Для меня все происходящее - новый опыт, новый маршрут, другой неизведанный мир. Для него это просто дополнительный заработок. Мне не просто интересно, я живу этим рейсом, погружаюсь в события полностью, без остатка. Он часто и на многое смотрит со стороны, отстраненно, его сложно чем-то удивить, он всю жизнь в рейсах и все уже видел, многое прошел несколько раз. Он учит меня как по работе, так и по жизни, он смелый, отчаянный, мы с ним - прекрасный симбиоз из пословицы "Если бы молодость знала, если бы старость могла". Он в самом рассвете сил и щедро, в подробностях, в точных деталях делится жизненным и профессиональным опытом. Он на многое способен, но не так свободен в своих решениях и действиях, как я, он связан обязательствами, у него есть другая основная работа, семья, дети. Я полностью предоставлен сам себе, свободен. Он открывает для меня Европу, людей, технику. Все это искренне, интересно и всегда без прикрас, порой бывает трудно, но я счастлив. Дороги, города и поселки остаются за бортом, за разговорами и новыми впечатлениями быстро пролетают страна за страной. Я рассматриваю обгоняющие нас машины, предполагая их технические характеристики. Отмечаю для себя какие-то уникальные, иногда простые, но гениальные решения. Нагоняем грузовик, к заднему борту которого прицеплен погрузчик, и теперь в месте выгрузки грузовик выгрузит себя сам! Вспоминаю, как в армии мы вручную выгружали вагоны с углем и мукой, сотнями тонн за сутки без погрузчика…

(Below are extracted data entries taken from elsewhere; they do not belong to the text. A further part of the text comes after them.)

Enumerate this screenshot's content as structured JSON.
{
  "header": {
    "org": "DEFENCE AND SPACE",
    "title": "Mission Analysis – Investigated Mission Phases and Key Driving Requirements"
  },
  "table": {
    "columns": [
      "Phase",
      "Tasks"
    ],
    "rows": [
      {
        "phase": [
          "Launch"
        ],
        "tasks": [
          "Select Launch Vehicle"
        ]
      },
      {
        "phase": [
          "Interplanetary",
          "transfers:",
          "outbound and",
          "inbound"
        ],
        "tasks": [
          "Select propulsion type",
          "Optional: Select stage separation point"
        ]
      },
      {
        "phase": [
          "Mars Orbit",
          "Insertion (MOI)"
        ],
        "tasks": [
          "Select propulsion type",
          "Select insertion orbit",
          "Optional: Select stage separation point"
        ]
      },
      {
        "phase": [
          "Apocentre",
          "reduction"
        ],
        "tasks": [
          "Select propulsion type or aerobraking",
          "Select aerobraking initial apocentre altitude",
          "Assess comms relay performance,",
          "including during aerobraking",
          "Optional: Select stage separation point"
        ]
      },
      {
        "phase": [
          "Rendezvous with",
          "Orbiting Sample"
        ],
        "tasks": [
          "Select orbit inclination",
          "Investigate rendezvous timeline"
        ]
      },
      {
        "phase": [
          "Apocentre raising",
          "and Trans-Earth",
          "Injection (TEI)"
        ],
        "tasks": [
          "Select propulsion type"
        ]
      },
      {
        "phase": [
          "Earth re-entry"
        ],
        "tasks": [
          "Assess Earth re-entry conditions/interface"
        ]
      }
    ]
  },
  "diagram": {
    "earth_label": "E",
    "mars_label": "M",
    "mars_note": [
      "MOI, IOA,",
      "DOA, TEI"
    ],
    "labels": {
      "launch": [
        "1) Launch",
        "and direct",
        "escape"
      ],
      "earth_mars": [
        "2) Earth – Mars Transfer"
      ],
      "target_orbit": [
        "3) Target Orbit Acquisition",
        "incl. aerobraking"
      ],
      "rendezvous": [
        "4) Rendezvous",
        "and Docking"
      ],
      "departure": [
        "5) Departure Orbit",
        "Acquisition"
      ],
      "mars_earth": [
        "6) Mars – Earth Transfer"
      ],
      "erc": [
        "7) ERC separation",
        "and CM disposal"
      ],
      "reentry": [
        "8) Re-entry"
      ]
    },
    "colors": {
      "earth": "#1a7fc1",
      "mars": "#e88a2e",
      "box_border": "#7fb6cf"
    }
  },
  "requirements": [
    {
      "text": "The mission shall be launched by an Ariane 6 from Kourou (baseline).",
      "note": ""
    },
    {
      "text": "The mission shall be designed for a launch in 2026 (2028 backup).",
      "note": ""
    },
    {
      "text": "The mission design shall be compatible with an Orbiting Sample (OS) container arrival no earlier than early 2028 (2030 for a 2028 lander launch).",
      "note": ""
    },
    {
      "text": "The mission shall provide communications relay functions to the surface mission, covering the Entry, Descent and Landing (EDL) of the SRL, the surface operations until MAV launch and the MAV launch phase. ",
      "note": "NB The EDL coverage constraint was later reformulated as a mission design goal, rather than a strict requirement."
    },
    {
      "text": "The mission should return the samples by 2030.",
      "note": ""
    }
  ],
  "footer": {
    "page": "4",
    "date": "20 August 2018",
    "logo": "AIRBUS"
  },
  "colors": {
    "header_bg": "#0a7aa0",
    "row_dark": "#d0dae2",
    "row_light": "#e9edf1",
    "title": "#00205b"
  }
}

В Западной Европе все иначе. Впечатляют дороги: ровные, словно натянуты по нитке. И когда я полностью вижу один километр от столбика до столбика, а это часто бывает на спуске с холма, обязательно считаю, за сколько секунд проходят этот участок быстрые машины или мотоциклы.
- 521, 522, 523, - считаю я секунды, проговаривая многозначные цифры вслух как при прыжке с парашютом. - Так! 1000 метров делим на 19 секунд и умножаем на 3,6.
- Ого, мотоцикл! Марку я не разглядел, его скорость примерно 190, - сообщаю я дяде результат. Считаю следующего, вижу, как вдалеке он опережает предыдущего мотоциклиста.
- 240 километров в час, ZZR 1100 на обтекателе был написано!!! - почти кричу я.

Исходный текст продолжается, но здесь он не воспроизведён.